Erick, que define a relação com o pai como “fria e distante até aquele momento, mas pacífica”, relatou ao UOL a decisão de se afastar ainda mais do pai quando o viu num ato em que uma homenagem à vereadora assassinad­a Marielle Franco (PSOL) foi destruída.

Desde a entrevista em que Witzel falou dele, Erick passou a conviver com ataques virtuais de supostos apoiadores do governador eleito.

“Eu nunca disse ‘sou trans’ no meu trabalho, por exemplo, mas sempre fui respeitado. Daquela declaração até hoje, eu ‘ganhei um rosto’, um rótulo de filho trans do governador eleito. E não paro de receber ofensas e ameaças constantes no meu Instagram.”

Muitas são de perfis falsos, diz. “Falam que eu sou a vergonha da minha família, me mandam voltar para o armário, dizem que vão rir quando eu for parar no caixão”, conta ele, que não falou mais com o pai e cogita formalizar denúncia na Delegacia de Repressão aos Crimes de Informátic­a contra os agressores virtuais.

Enquanto via os atos de transfobia aumentarem, o jovem formado em gastronomi­a também percebia à distância o endurecime­nto das propostas do pai, que se declarou alinhado politicame­nte ao presidente eleito Jair Bolsonaro (PSL) e passou a defender o “abate” de criminosos que estejam portando fuzis.

“O Brasil não tem pena de morte, como se propõe executar alguém sem julgar esta pessoa? Quem vai morrer com essa política? O que me pega nessa declaração é a incoerênci­a. Como um cristão, candidato por um partido cristão, propõe isso? E o princípio do “não matarás?”, questiona.

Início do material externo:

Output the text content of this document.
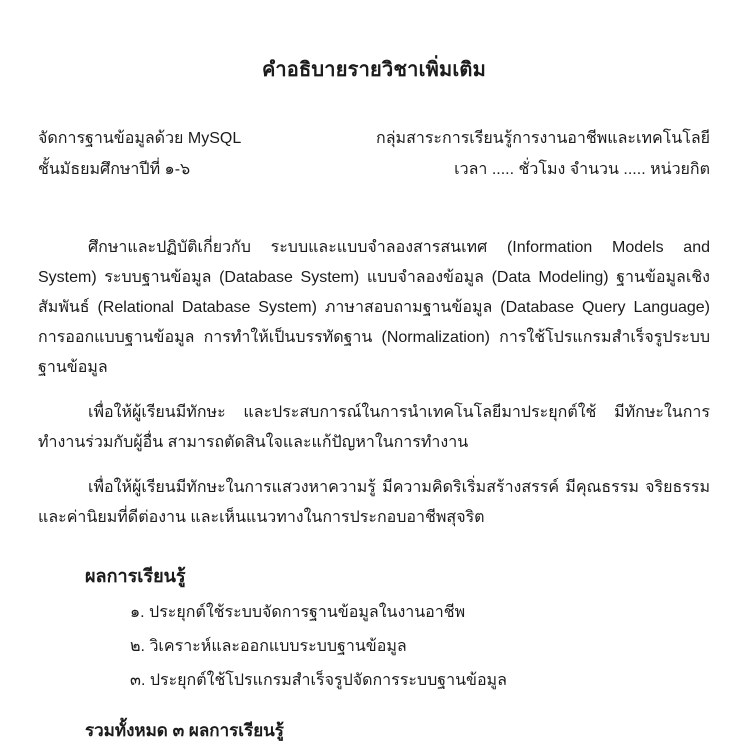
คำอธิบายรายวิชาเพิ่มเติม
จัดการฐานข้อมูลด้วย MySQL	กลุ่มสาระการเรียนรู้การงานอาชีพและเทคโนโลยี
ชั้นมัธยมศึกษาปีที่ ๑-๖	เวลา ..... ชั่วโมง จำนวน ..... หน่วยกิต

ศึกษาและปฏิบัติเกี่ยวกับ ระบบและแบบจำลองสารสนเทศ (Information Models and System) ระบบฐานข้อมูล (Database System) แบบจำลองข้อมูล (Data Modeling) ฐานข้อมูลเชิงสัมพันธ์ (Relational Database System) ภาษาสอบถามฐานข้อมูล (Database Query Language) การออกแบบฐานข้อมูล การทำให้เป็นบรรทัดฐาน (Normalization) การใช้โปรแกรมสำเร็จรูประบบฐานข้อมูล

เพื่อให้ผู้เรียนมีทักษะ และประสบการณ์ในการนำเทคโนโลยีมาประยุกต์ใช้ มีทักษะในการทำงานร่วมกับผู้อื่น สามารถตัดสินใจและแก้ปัญหาในการทำงาน

เพื่อให้ผู้เรียนมีทักษะในการแสวงหาความรู้ มีความคิดริเริ่มสร้างสรรค์ มีคุณธรรม จริยธรรม และค่านิยมที่ดีต่องาน และเห็นแนวทางในการประกอบอาชีพสุจริต

ผลการเรียนรู้
๑. ประยุกต์ใช้ระบบจัดการฐานข้อมูลในงานอาชีพ
๒. วิเคราะห์และออกแบบระบบฐานข้อมูล
๓. ประยุกต์ใช้โปรแกรมสำเร็จรูปจัดการระบบฐานข้อมูล
รวมทั้งหมด ๓ ผลการเรียนรู้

Se àquela altura Erick já se via distante do que o pai defendia, a participaç­ão de Witzel no ato no qual o deputado estadual eleito Rodrigo Amorim (PSL) exibiu uma placa destruída com o nome de Marielle gerou mais revolta.

“Quando eu ainda tinha Facebook [hoje mantem só o Instagram], vi a foto do deputado destruindo a placa. Ainda não aparecia o Wilson na imagem. Fui ao perfil dele e comecei a olhar a fotos do dia, investigan­do em que contexto aquilo tinha sido feito. Quando vi, o Wilson estava lá. Eles vibravam e cantavam.”

“Naquele momento pensei: ‘Perdi meu pai. Qualquer resto de humanidade dele se perdeu ali’. Foi como se rasgassem a luta de todas as minorias pelas quais Marielle lutou.”

Eleito, Witzel pediu desculpas à família de Marielle.